After that amazing gathering, I asked Albert what they were asking me: what is the secret to a happy marriage? And he said “taking the long view.” Today I asked him to elaborate and he said, “I’ve always thought that people who were married a long time seemed like they were happy, and I knew I wanted that.”
His remarks reminded me of a newspaper clipping I keep in my inspiration file, of a couple who had been married 71 years (they were in their late 90s). The interviewer asked the man for his thoughts and he spoke about how grateful he was now, how proud, happy, and truly joyful he felt every time his wife walked into the room.
Then the interviewer asked the wife for her thoughts. She thought for a moment and said, “The first 20 years were hell!”
Early in marriage, childhood and/or previous relationship issues, parenting issues, career and life frustrations are usually still unresolved. And hormones are not always entirely helpful when you’re young!
For some couples the first 20 years of marriage also involve military service. Young love takes place in situations that have more than enough stress and responsibilities for everyone. And on top of that, marketers encourage us to compare our own imperfect lives with impossible made-for-movies ideals.
There is a boat near us now named “Poly N Easy,” and so of course everyone assumes it is a poly-amorous group. They keep to themselves mostly but otherwise seem like any typical group of friends and family.

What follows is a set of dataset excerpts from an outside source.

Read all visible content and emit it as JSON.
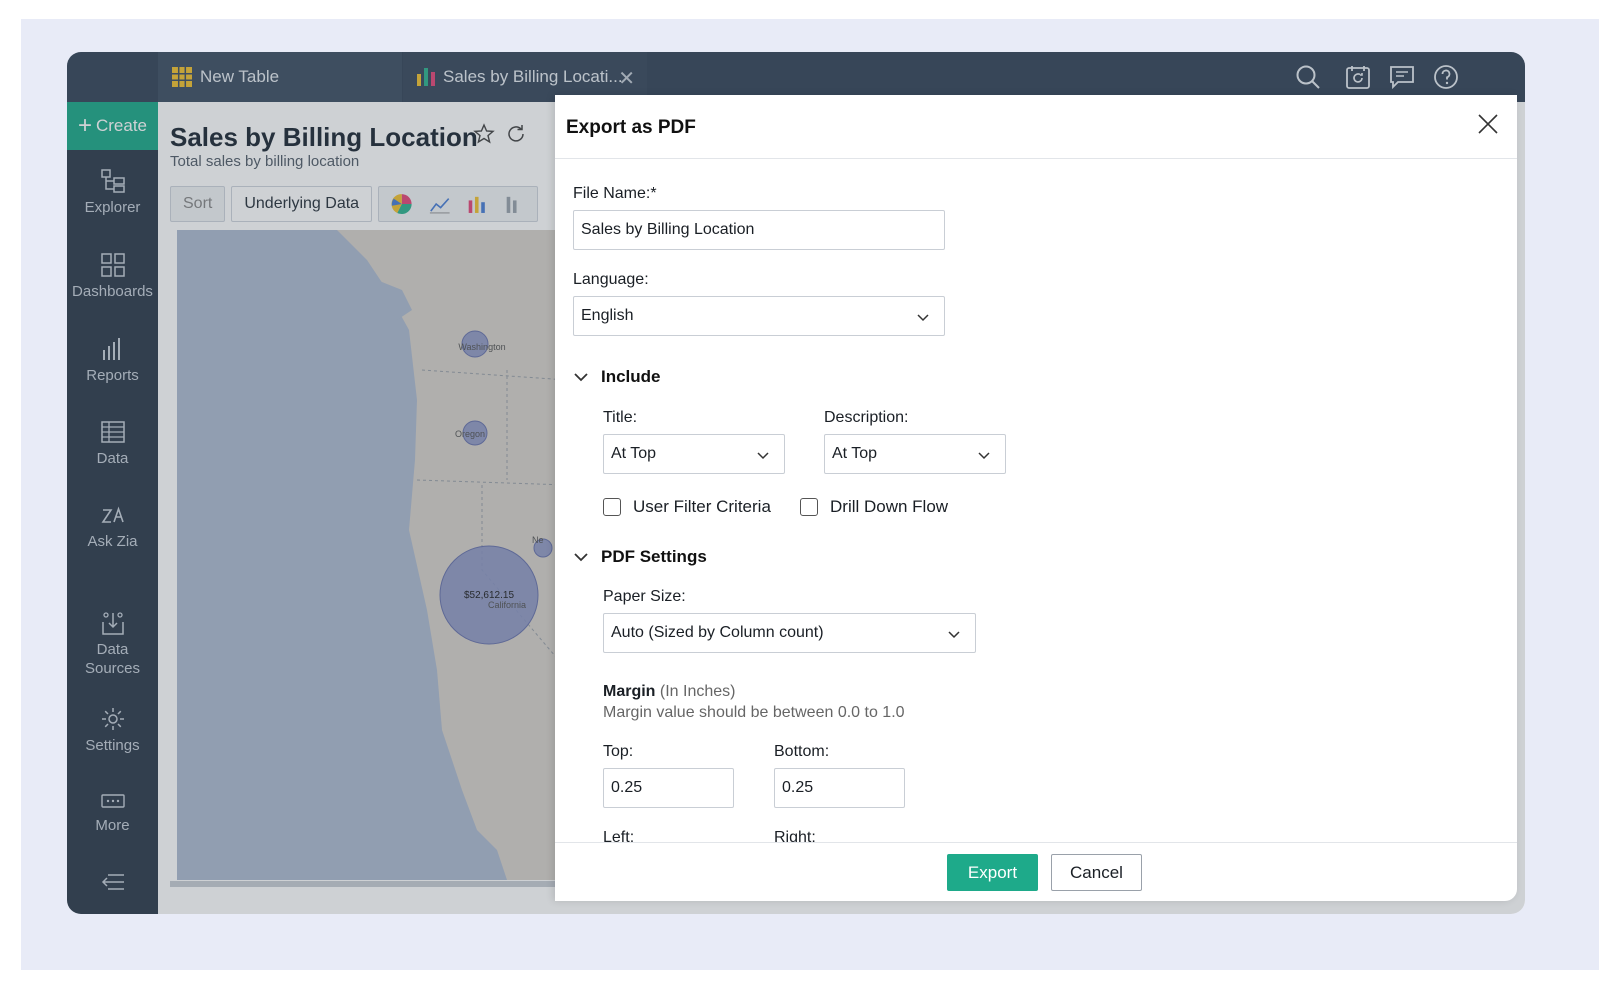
{
  "tabs": [
    {
      "label": "New Table",
      "icon": "table-grid-icon"
    },
    {
      "label": "Sales by Billing Locati...",
      "icon": "bar-chart-icon"
    }
  ],
  "topbar_icons": [
    "search-icon",
    "calendar-refresh-icon",
    "chat-icon",
    "help-icon"
  ],
  "sidebar": {
    "create_label": "Create",
    "items": [
      {
        "label": "Explorer"
      },
      {
        "label": "Dashboards"
      },
      {
        "label": "Reports"
      },
      {
        "label": "Data"
      },
      {
        "label": "Ask Zia"
      },
      {
        "label": "Data Sources"
      },
      {
        "label": "Settings"
      },
      {
        "label": "More"
      }
    ]
  },
  "report": {
    "title": "Sales by Billing Location",
    "subtitle": "Total sales by billing location",
    "toolbar": {
      "sort": "Sort",
      "underlying": "Underlying Data"
    }
  },
  "map": {
    "bubbles": [
      {
        "state": "Washington"
      },
      {
        "state": "Oregon"
      },
      {
        "state": "California",
        "value": "$52,612.15"
      },
      {
        "state": "Ne"
      }
    ]
  },
  "dialog": {
    "title": "Export as PDF",
    "file_name_label": "File Name:*",
    "file_name_value": "Sales by Billing Location",
    "language_label": "Language:",
    "language_value": "English",
    "include_label": "Include",
    "title_label": "Title:",
    "title_value": "At Top",
    "description_label": "Description:",
    "description_value": "At Top",
    "user_filter_label": "User Filter Criteria",
    "drill_down_label": "Drill Down Flow",
    "pdf_settings_label": "PDF Settings",
    "paper_size_label": "Paper Size:",
    "paper_size_value": "Auto (Sized by Column count)",
    "margin_label": "Margin",
    "margin_unit": "(In Inches)",
    "margin_hint": "Margin value should be between 0.0 to 1.0",
    "top_label": "Top:",
    "top_value": "0.25",
    "bottom_label": "Bottom:",
    "bottom_value": "0.25",
    "left_label": "Left:",
    "right_label": "Right:",
    "export_label": "Export",
    "cancel_label": "Cancel"
  },
  "colors": {
    "accent": "#1eaa8a",
    "topbar": "#36465a",
    "sidebar": "#2f3c4d"
  }
}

For some reason we’ve been asked by several people if they are poly or not! (Do we seem like experts? No idea!) But whatever realities and fantasies about alternative lifestyles, it seems that no approach to life is any less encumbered than the rest.
Many years ago, when I was 18 years old, I was in an idealistic yet exhausting “open marriage.” I can remember waiting for my so-called husband to get out of the shower with my so-called best friend. Not only did I want to use the bathroom (alone!) but our hotwater bill was insane! At some point, in very open-minded fashion I decided I wanted a simpler life.
Almost a decade later, I fell in love with Albert, who only took showers with me! Having been there and done all that, the golden years for me is not having to go through all that confusion again!
Today we went for a hike, swim, amazing snorkel (going again momentarily) , we cooked a nice lunch, then writing/reading. I helped some new friends train their goats. They gave us a delectable quart of goats milk.
Thirty one years into our adventure together, cultivating our love is still a new, exciting and mysterious adventure, almost more so now than on our first date! And now, we can talk all night without worrying about an alarm clock going off in the morning. I don’t know how many of these “golden years” we will get, but so far, we are really enjoying this one. Thank you Albert!